University web portals (LumiNUS, EduRec, NUSMods) are functional but lifeless. A group of us thought it would be fun — and a good technical challenge — to build something that made the daily slog through course registration and grade-checking slightly more delightful. The idea: small animated pixel-art creatures that live on NUS web pages, reacting to your interactions and accumulating across sites you visit.

Approach

We built a Chrome extension that injects a content script into NUS-domain pages. The script spawns a sprite-sheet-animated Tamagotchi character on the page using a Canvas overlay, positioned so it walks along the bottom edge of the viewport without interfering with page content.
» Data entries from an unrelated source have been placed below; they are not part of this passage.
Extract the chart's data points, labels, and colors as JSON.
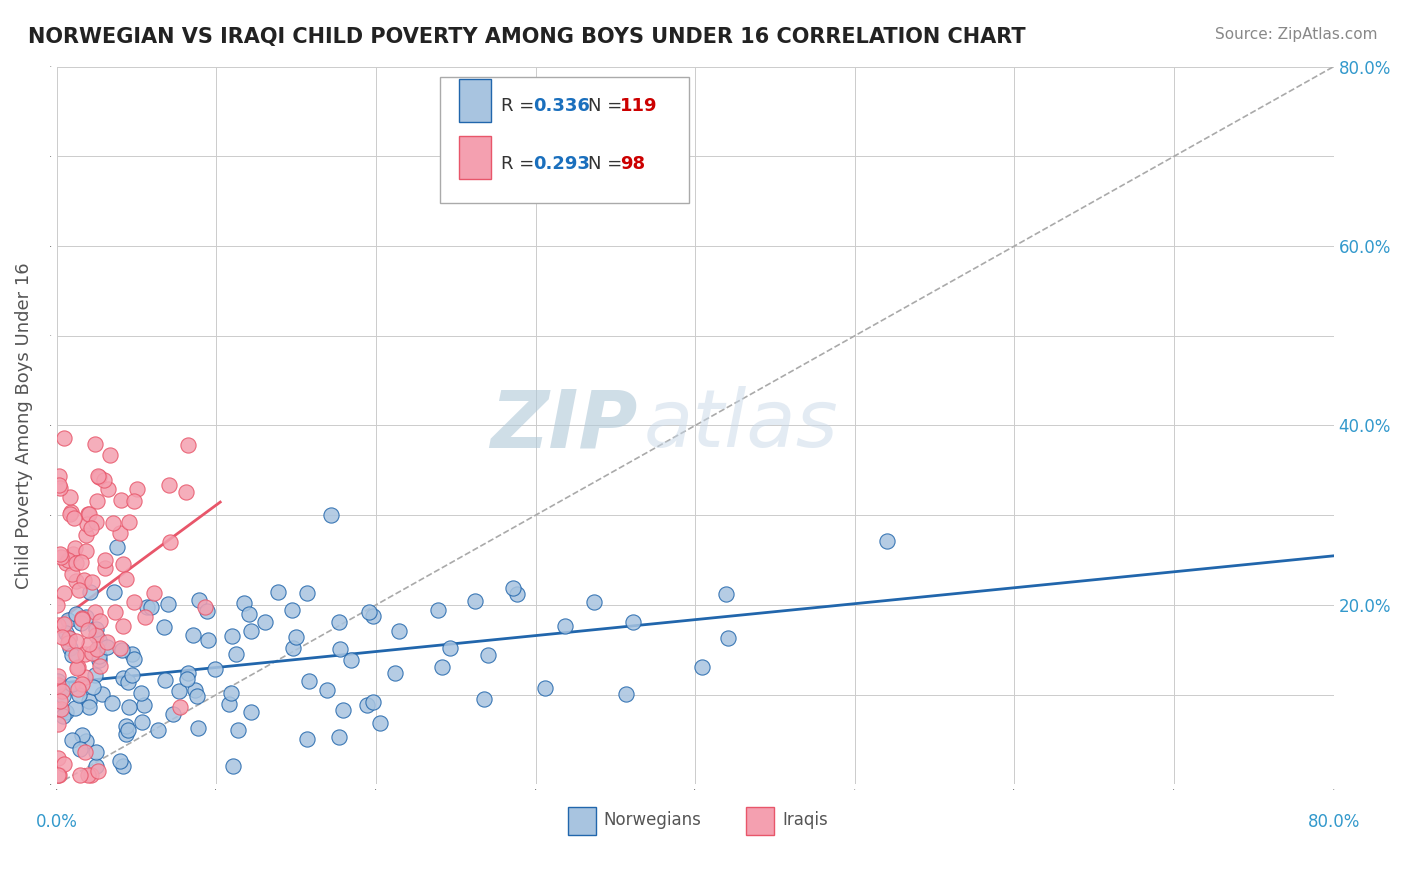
{
  "title": "NORWEGIAN VS IRAQI CHILD POVERTY AMONG BOYS UNDER 16 CORRELATION CHART",
  "source": "Source: ZipAtlas.com",
  "ylabel": "Child Poverty Among Boys Under 16",
  "xlim": [
    0,
    0.8
  ],
  "ylim": [
    0,
    0.8
  ],
  "xticks": [
    0.0,
    0.1,
    0.2,
    0.3,
    0.4,
    0.5,
    0.6,
    0.7,
    0.8
  ],
  "yticks": [
    0.0,
    0.1,
    0.2,
    0.3,
    0.4,
    0.5,
    0.6,
    0.7,
    0.8
  ],
  "right_ytick_labels": [
    "20.0%",
    "40.0%",
    "60.0%",
    "80.0%"
  ],
  "right_ytick_positions": [
    0.2,
    0.4,
    0.6,
    0.8
  ],
  "norwegian_R": 0.336,
  "norwegian_N": 119,
  "iraqi_R": 0.293,
  "iraqi_N": 98,
  "norwegian_color": "#a8c4e0",
  "iraqi_color": "#f4a0b0",
  "norwegian_line_color": "#2166ac",
  "iraqi_line_color": "#e8566a",
  "watermark_zip": "ZIP",
  "watermark_atlas": "atlas",
  "background_color": "#ffffff",
  "grid_color": "#cccccc",
  "title_color": "#222222",
  "legend_R_color": "#1a6fbd",
  "legend_N_color": "#cc0000",
  "seed": 42
}
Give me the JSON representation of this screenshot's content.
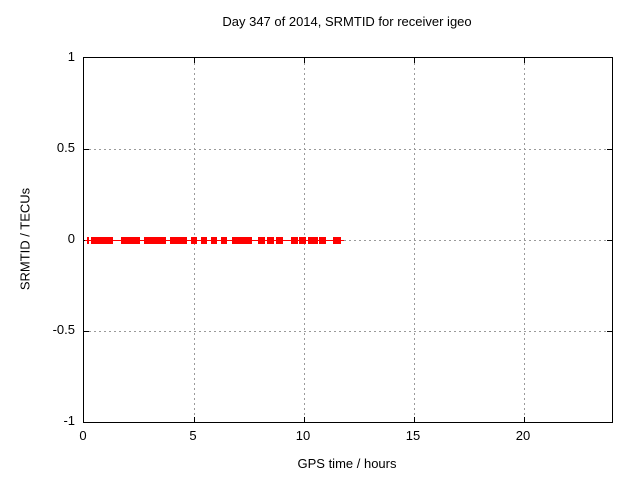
{
  "chart_data": {
    "type": "line",
    "title": "Day 347 of 2014, SRMTID for receiver igeo",
    "xlabel": "GPS time / hours",
    "ylabel": "SRMTID / TECUs",
    "xlim": [
      0,
      24
    ],
    "ylim": [
      -1,
      1
    ],
    "xticks": [
      0,
      5,
      10,
      15,
      20
    ],
    "yticks": [
      1,
      0.5,
      0,
      -0.5,
      -1
    ],
    "ytick_labels": [
      "1",
      "0.5",
      "0",
      "-0.5",
      "-1"
    ],
    "grid": true,
    "legend": "none",
    "series": [
      {
        "name": "SRMTID",
        "color": "#ff0000",
        "constant_value": 0,
        "extent_hours": [
          0.05,
          11.8
        ],
        "segments_hours": [
          [
            0.14,
            0.23
          ],
          [
            0.32,
            1.32
          ],
          [
            1.68,
            2.55
          ],
          [
            2.73,
            3.73
          ],
          [
            3.91,
            4.68
          ],
          [
            4.86,
            5.14
          ],
          [
            5.32,
            5.59
          ],
          [
            5.77,
            6.05
          ],
          [
            6.23,
            6.5
          ],
          [
            6.73,
            7.64
          ],
          [
            7.91,
            8.23
          ],
          [
            8.32,
            8.64
          ],
          [
            8.73,
            9.05
          ],
          [
            9.41,
            9.73
          ],
          [
            9.77,
            10.09
          ],
          [
            10.18,
            10.64
          ],
          [
            10.68,
            11.0
          ],
          [
            11.32,
            11.68
          ]
        ]
      }
    ],
    "colors": {
      "series_red": "#ff0000",
      "grid_gray": "#9a9a9a",
      "border_black": "#000000",
      "background": "#ffffff"
    }
  }
}
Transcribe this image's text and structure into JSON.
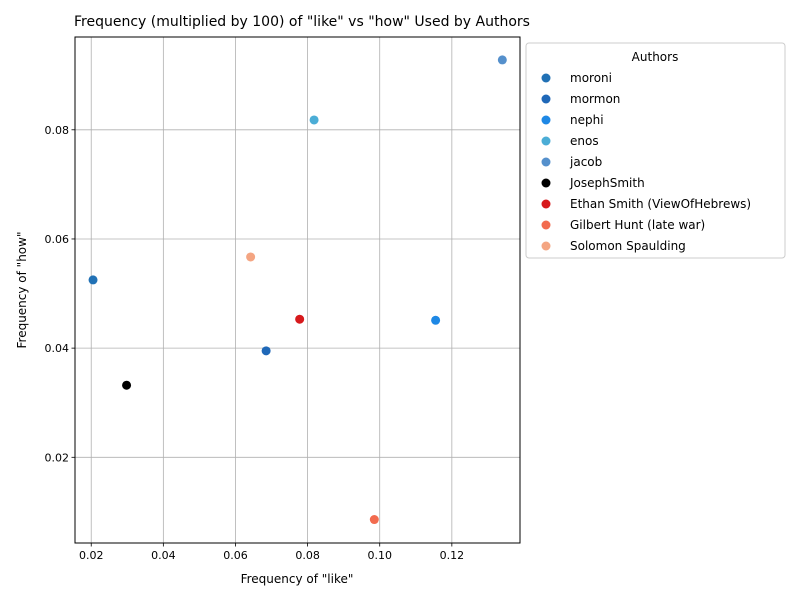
{
  "chart_data": {
    "type": "scatter",
    "title": "Frequency (multiplied by 100) of \"like\" vs \"how\" Used by Authors",
    "xlabel": "Frequency of \"like\"",
    "ylabel": "Frequency of \"how\"",
    "xlim": [
      0.0155,
      0.1389
    ],
    "ylim": [
      0.0043,
      0.097
    ],
    "xticks": [
      0.02,
      0.04,
      0.06,
      0.08,
      0.1,
      0.12
    ],
    "yticks": [
      0.02,
      0.04,
      0.06,
      0.08
    ],
    "xtick_labels": [
      "0.02",
      "0.04",
      "0.06",
      "0.08",
      "0.10",
      "0.12"
    ],
    "ytick_labels": [
      "0.02",
      "0.04",
      "0.06",
      "0.08"
    ],
    "grid": true,
    "legend_title": "Authors",
    "legend_position": "outside-upper-right",
    "series": [
      {
        "name": "moroni",
        "color": "#2171b5",
        "points": [
          {
            "x": 0.0205,
            "y": 0.0525
          }
        ]
      },
      {
        "name": "mormon",
        "color": "#1f68b8",
        "points": [
          {
            "x": 0.0685,
            "y": 0.0395
          }
        ]
      },
      {
        "name": "nephi",
        "color": "#1e88e5",
        "points": [
          {
            "x": 0.1155,
            "y": 0.0451
          }
        ]
      },
      {
        "name": "enos",
        "color": "#4badd6",
        "points": [
          {
            "x": 0.0818,
            "y": 0.0818
          }
        ]
      },
      {
        "name": "jacob",
        "color": "#5590cc",
        "points": [
          {
            "x": 0.134,
            "y": 0.0928
          }
        ]
      },
      {
        "name": "JosephSmith",
        "color": "#000000",
        "points": [
          {
            "x": 0.0298,
            "y": 0.0332
          }
        ]
      },
      {
        "name": "Ethan Smith (ViewOfHebrews)",
        "color": "#d7191c",
        "points": [
          {
            "x": 0.0778,
            "y": 0.0453
          }
        ]
      },
      {
        "name": "Gilbert Hunt (late war)",
        "color": "#f26b4f",
        "points": [
          {
            "x": 0.0985,
            "y": 0.0086
          }
        ]
      },
      {
        "name": "Solomon Spaulding",
        "color": "#f4a582",
        "points": [
          {
            "x": 0.0642,
            "y": 0.0567
          }
        ]
      }
    ]
  }
}
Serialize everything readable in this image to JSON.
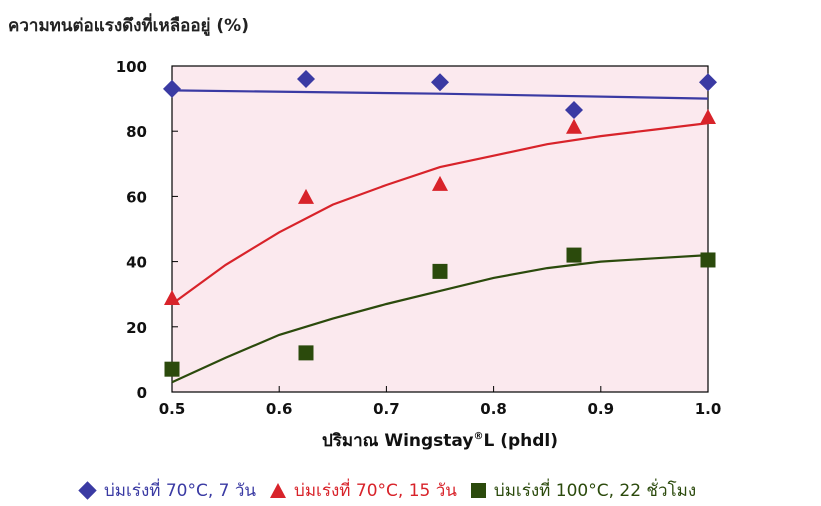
{
  "chart_data": {
    "type": "scatter",
    "ylabel": "ความทนต่อแรงดึงที่เหลืออยู่ (%)",
    "xlabel_main": "ปริมาณ Wingstay",
    "xlabel_sup": "®",
    "xlabel_tail": "L (phdl)",
    "xlim": [
      0.5,
      1.0
    ],
    "ylim": [
      0,
      100
    ],
    "xticks": [
      "0.5",
      "0.6",
      "0.7",
      "0.8",
      "0.9",
      "1.0"
    ],
    "xtick_values": [
      0.5,
      0.6,
      0.7,
      0.8,
      0.9,
      1.0
    ],
    "yticks": [
      "0",
      "20",
      "40",
      "60",
      "80",
      "100"
    ],
    "ytick_values": [
      0,
      20,
      40,
      60,
      80,
      100
    ],
    "plot_background": "#fbe9ee",
    "legend_position": "bottom",
    "series": [
      {
        "name": "บ่มเร่งที่ 70°C, 7 วัน",
        "marker": "diamond",
        "color": "#3a3aa3",
        "points": [
          [
            0.5,
            93
          ],
          [
            0.625,
            96
          ],
          [
            0.75,
            95
          ],
          [
            0.875,
            86.5
          ],
          [
            1.0,
            95
          ]
        ],
        "fit": [
          [
            0.5,
            92.5
          ],
          [
            0.75,
            91.5
          ],
          [
            1.0,
            90
          ]
        ]
      },
      {
        "name": "บ่มเร่งที่ 70°C, 15 วัน",
        "marker": "triangle",
        "color": "#d8232a",
        "points": [
          [
            0.5,
            29
          ],
          [
            0.625,
            60
          ],
          [
            0.75,
            64
          ],
          [
            0.875,
            81.5
          ],
          [
            1.0,
            84.5
          ]
        ],
        "fit": [
          [
            0.5,
            27
          ],
          [
            0.55,
            39
          ],
          [
            0.6,
            49
          ],
          [
            0.65,
            57.5
          ],
          [
            0.7,
            63.5
          ],
          [
            0.75,
            69
          ],
          [
            0.8,
            72.5
          ],
          [
            0.85,
            76
          ],
          [
            0.9,
            78.5
          ],
          [
            0.95,
            80.5
          ],
          [
            1.0,
            82.5
          ]
        ]
      },
      {
        "name": "บ่มเร่งที่ 100°C, 22 ชั่วโมง",
        "marker": "square",
        "color": "#2b4a0c",
        "points": [
          [
            0.5,
            7
          ],
          [
            0.625,
            12
          ],
          [
            0.75,
            37
          ],
          [
            0.875,
            42
          ],
          [
            1.0,
            40.5
          ]
        ],
        "fit": [
          [
            0.5,
            3
          ],
          [
            0.55,
            10.5
          ],
          [
            0.6,
            17.5
          ],
          [
            0.65,
            22.5
          ],
          [
            0.7,
            27
          ],
          [
            0.75,
            31
          ],
          [
            0.8,
            35
          ],
          [
            0.85,
            38
          ],
          [
            0.9,
            40
          ],
          [
            0.95,
            41
          ],
          [
            1.0,
            42
          ]
        ]
      }
    ]
  },
  "legend": [
    {
      "label": "บ่มเร่งที่ 70°C, 7 วัน",
      "marker": "diamond",
      "color": "#3a3aa3"
    },
    {
      "label": "บ่มเร่งที่ 70°C, 15 วัน",
      "marker": "triangle",
      "color": "#d8232a"
    },
    {
      "label": "บ่มเร่งที่ 100°C, 22 ชั่วโมง",
      "marker": "square",
      "color": "#2b4a0c"
    }
  ]
}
Each NUS site has a unique creature variant, and visiting a site for the first time “discovers” that creature, adding it to a persistent collection stored in Chrome’s local storage. The popup UI shows your collection and lets you rename or favourite creatures. Sprites were hand-drawn in Aseprite and exported as optimised sprite sheets.

Hard parts

The biggest challenge was making the overlay non-intrusive. Early versions intercepted click events, broke dropdown menus, and caused layout shifts on pages with fixed footers. We solved this by setting pointer-events: none on the Canvas and using MutationObserver to reposition the sprite when the page layout changed. Performance was another concern — running a Canvas animation loop on top of already-heavy university portals caused frame drops on lower-end laptops. We moved to requestAnimationFrame with frame budgeting: if a frame exceeds 8 ms, the sprite freezes until the next idle window, keeping the host page responsive.

Outcome

The extension was used by about 50 students during a semester-long pilot. The most requested feature was inter-page creature interaction (two creatures meeting when you have multiple NUS tabs open), which we prototyped using the BroadcastChannel API. The project taught us Chrome extension architecture, performance-sensitive DOM manipulation, and the surprising complexity of building something playful on top of pages you don’t control. It’s shown on this portfolio with an animated preview since the extension requires NUS authentication to run live.